We think longer interaction sequence and less question type means more frequent interactions in each question, and neural network is good at capturing these interactions. Meanwhile the more question type involved under the same length of interaction sequence length means many questions would be answer only once and their interaction is not obvious. Therefore, more details about the above experimental results are revealed in Table 3. The original work of DKVMN [6] also find that it will achieve better performance when there are large number of different questions. We think it’s involved with external memory, because it can capture low-frequent interactions better than neural network. Even if the neural network captures low-frequent interactions, it also has great probability of forgetting and dropout.

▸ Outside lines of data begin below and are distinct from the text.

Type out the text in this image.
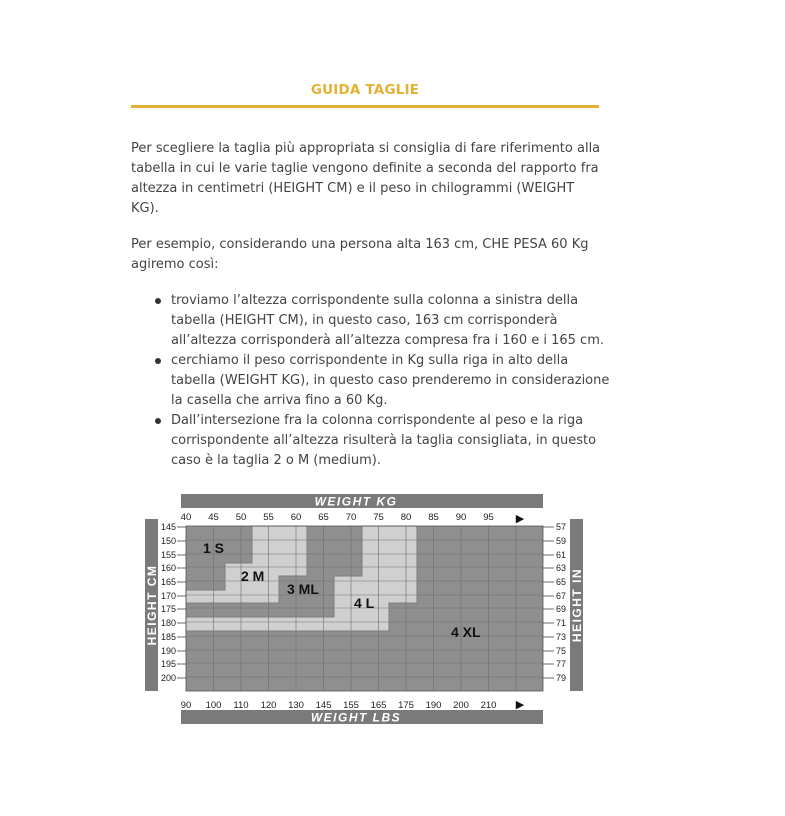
GUIDA TAGLIE
Per scegliere la taglia più appropriata si consiglia di fare riferimento alla tabella in cui le varie taglie vengono definite a seconda del rapporto fra altezza in centimetri (HEIGHT CM) e il peso in chilogrammi (WEIGHT KG).
Per esempio, considerando una persona alta 163 cm, CHE PESA 60 Kg agiremo così:
troviamo l’altezza corrispondente sulla colonna a sinistra della tabella (HEIGHT CM), in questo caso, 163 cm corrisponderà all’altezza corrisponderà all’altezza compresa fra i 160 e i 165 cm.
cerchiamo il peso corrispondente in Kg sulla riga in alto della tabella (WEIGHT KG), in questo caso prenderemo in considerazione la casella che arriva fino a 60 Kg.
Dall’intersezione fra la colonna corrispondente al peso e la riga corrispondente all’altezza risulterà la taglia consigliata, in questo caso è la taglia 2 o M (medium).
WEIGHT KG
WEIGHT LBS
HEIGHT CM	HEIGHT IN
1 S
2 M
3 ML
4 L
4 XL
40 45 50 55 60 65 70 75 80 85 90 95 ▶
90 100 110 120 130 145 155 165 175 190 200 210 ▶
145
150
155
160
165
170
175
180
185
190
195
200
57
59
61
63
65
67
69
71
73
75
77
79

To conclude, the performance of SATCN in all datasets outperform other baseline models, especially in JunyiAcademy which contains more frequent interactions about each exercise. The experimental results indicate that our model can capture exercise interactions better and make more accurate prediction.

4.5 Ablation Studies

To explore the influence of answer time and attempt count about experimental results, we conduct ablation studies at the four variants of SATCN,SATCN-AC,SATCN-AT, SATCN-BA, and their detail settings are shown as bellow. Their performance is shown in Table 4. For SATCN-AC, we remove attempt count related to each exercise. For SATCN-AT, we remove answer time related to each exercise. For SATCN-BA, we remove both attempt count and answer time related to each exercise.

Table 4. Effect of Ablation Models

From above results, we can see that SATCN-BA shows the most significant performance degradation, which remove both attempt count and answer time. Both attempt count and answer time show a certain positive effect on the improvement of performance. We can also seen that compared with answer time, attempt count has greater impact on experimental results. This result proves our conjecture: answer time can model learner’s proficiency, combined with attempt count our model can accurately simulate the knowledge state of a learner come to understand whether they has mastered or not and their proficiency. This level of proficiency is also can be used to simulate forgetting, thereby improving the performance of our model.

5 Conclusions and Future Work

In this paper, we propose a new learning framework named SATCN from the perspective of temporal sequence prediction to deal with KT task. Our model can be used in actual education scenarios to help tutors and learners to improve teaching and learning efficiency. SATCN not only outperforms the state-of-the-art models with the same type, but also solves ubiquitous problem of negative historical data. In future work, we will make efforts to improve model interpretability and performance by utilizing graph structure and more robust neural networks.